Why You Should Celebrate When Something Actively Dreadful Becomes Only Annoying

First published on September 9, 2021

Everytime I reach the end of a coaching engagement I am reminded of one of the strange corrolaries of having a coach. In some ways, it is by definition the case, but in others it is not. Endings matter, you see. And one of the reasons they matter is that where we have an ending, and where that ending is curated, it allow us to notice the passing of time, to notice the difference between life today and life three, six, twelve months ago when we started a coaching engagement. That is one of the strange and beautiful corrolaries of having a coach.

Because if we don't create times to slow down, to stop and notice, if things don't start and end, then we there will be things that we miss, because time will just keep rolling by.

Sometimes an ending, a slowing down, enables us to notice big changes, fundamental shifts. Mostly, though, we notice those on our own. Mostly we remember them. They get shouted about from the rooftops: the weddings and graduations and first clients and awards.

With a client of mine recently, we celebrated something different. Something she had to do as part of her work had shifted from being something she actively dreaded to something that is just a bit annoying. In some ways, that's not as exciting as winning an award. In other ways, it is far more exciting.

That kind of shift? That kind of shift goes unnoticed. And yet it's just as important, more important, perhaps, to notice. More important because if we don't notice that change, we might give up and never get to the time when something we absolutely dreaded has finally become something we don't mind at all, or even enjoy. As I've written before, wonderful can sometimes be just a moment away, especially if we find ourselves on an exponential curve, just before it takes off to infinity.

I find Matt Ridley very persuasive; that really everything in our society has evolved. That there are perhaps no great people, there are simply good people, well prepared by their actions or circumstance, who were in the right place at the right time to do something that looks in retrospect (because of the way we like to tell stories) like they created ripples across civilisation. In some ways, that is romantic.

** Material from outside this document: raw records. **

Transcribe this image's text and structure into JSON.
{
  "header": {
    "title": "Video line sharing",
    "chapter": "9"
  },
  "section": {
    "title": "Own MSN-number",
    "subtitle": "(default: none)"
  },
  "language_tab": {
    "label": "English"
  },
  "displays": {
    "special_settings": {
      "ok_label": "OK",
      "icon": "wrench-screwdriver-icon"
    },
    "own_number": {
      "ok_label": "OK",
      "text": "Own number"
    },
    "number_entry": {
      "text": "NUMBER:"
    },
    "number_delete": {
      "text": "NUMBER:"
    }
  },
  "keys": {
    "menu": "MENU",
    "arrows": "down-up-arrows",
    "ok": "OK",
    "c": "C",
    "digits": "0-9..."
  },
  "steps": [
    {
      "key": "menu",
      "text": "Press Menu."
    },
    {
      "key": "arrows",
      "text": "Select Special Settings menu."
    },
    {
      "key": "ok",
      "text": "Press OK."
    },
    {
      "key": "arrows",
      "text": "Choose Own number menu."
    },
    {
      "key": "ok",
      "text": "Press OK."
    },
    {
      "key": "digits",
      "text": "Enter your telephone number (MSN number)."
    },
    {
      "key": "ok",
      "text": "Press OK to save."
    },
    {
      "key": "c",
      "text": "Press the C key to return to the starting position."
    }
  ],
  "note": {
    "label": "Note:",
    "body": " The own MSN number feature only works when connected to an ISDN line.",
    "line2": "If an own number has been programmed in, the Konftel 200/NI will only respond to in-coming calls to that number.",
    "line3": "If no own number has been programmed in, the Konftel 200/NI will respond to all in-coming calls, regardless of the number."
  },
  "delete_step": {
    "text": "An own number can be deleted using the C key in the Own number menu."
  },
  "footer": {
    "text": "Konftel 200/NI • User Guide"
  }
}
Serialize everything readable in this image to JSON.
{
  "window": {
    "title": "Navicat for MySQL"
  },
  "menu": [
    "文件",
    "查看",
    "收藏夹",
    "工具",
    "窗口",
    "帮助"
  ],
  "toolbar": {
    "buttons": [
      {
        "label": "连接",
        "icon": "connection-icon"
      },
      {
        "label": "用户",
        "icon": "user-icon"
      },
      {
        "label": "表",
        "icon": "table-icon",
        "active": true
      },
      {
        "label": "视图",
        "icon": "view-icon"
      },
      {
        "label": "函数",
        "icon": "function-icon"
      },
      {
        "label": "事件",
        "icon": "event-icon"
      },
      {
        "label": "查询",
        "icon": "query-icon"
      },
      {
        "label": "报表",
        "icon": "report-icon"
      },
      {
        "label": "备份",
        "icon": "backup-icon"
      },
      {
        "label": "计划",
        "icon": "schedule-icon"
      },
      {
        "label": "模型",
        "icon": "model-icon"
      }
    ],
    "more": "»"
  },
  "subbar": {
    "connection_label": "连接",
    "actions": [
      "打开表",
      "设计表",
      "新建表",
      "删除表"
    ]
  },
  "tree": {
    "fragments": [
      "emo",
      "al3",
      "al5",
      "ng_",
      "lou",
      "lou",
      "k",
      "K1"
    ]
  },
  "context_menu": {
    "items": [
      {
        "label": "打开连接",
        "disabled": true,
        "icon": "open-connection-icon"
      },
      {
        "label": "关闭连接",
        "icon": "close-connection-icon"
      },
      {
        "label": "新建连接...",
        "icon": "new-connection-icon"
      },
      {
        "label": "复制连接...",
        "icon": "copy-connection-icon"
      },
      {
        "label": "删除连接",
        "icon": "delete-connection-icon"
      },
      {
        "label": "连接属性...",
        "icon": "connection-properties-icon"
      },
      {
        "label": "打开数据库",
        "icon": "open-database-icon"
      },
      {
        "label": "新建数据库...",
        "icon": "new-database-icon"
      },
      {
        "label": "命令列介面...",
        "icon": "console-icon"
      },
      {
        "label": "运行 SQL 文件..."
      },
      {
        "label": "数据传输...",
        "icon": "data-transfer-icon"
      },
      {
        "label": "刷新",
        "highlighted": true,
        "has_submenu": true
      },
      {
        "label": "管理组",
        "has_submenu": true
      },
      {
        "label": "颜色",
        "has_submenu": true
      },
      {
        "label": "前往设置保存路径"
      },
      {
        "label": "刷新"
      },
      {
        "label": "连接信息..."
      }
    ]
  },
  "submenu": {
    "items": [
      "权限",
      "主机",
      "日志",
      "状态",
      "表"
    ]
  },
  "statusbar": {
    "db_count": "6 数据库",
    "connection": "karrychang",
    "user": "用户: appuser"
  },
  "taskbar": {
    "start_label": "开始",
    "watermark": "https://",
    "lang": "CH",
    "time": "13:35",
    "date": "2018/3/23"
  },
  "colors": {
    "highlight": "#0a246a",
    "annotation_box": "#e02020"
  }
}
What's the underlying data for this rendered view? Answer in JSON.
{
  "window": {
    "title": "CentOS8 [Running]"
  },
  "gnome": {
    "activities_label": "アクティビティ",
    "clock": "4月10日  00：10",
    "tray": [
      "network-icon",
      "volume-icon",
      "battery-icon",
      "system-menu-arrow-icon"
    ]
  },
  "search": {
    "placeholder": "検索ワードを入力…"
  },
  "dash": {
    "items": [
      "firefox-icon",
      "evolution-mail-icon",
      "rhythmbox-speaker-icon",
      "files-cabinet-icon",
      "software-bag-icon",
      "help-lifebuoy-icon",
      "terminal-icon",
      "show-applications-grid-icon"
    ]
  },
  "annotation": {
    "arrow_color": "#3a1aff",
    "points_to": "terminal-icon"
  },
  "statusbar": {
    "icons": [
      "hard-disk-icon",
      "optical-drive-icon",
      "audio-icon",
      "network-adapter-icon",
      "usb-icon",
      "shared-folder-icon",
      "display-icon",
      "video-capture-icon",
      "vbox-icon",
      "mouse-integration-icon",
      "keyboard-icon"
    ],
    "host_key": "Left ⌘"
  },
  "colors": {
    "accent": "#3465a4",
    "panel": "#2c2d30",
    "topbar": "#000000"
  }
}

But I prefer the romance of the graft. I prefer the real, dirty, nitty gritty of changing a life or a business or a company or a country. The in the dirt, in the arena struggle of making something that used to be absolutely dreaded something that is now just a bit annoying. The in the dirt, in the arena struggle of helping the people in front of you, or your corner of the world, be just a little bit better because of you. Not good, maybe - maybe all you can do is make your corner of the world 'just annoying' instead of absolutely dreadful. But every transformation has to go through every stage on the transformational journey. And if the transformation is from dreadful to wonderful, it has to, at some point and for some moments, be in 'a bit annoying'. That's part of the trip.

The movement, each tiny step, is heroic, is how change happens.

And we forget that. We forget that almost everything we do comfortably now had to go through all those phases. So, let's not. Let's celebrate those tiny changes, the incremental ones, the things that used to be awful and are now just irritating. The things that have gone from fear to annoyance and might - just might, if we want them to - go further.

That celebration might just be what enables us to keep going.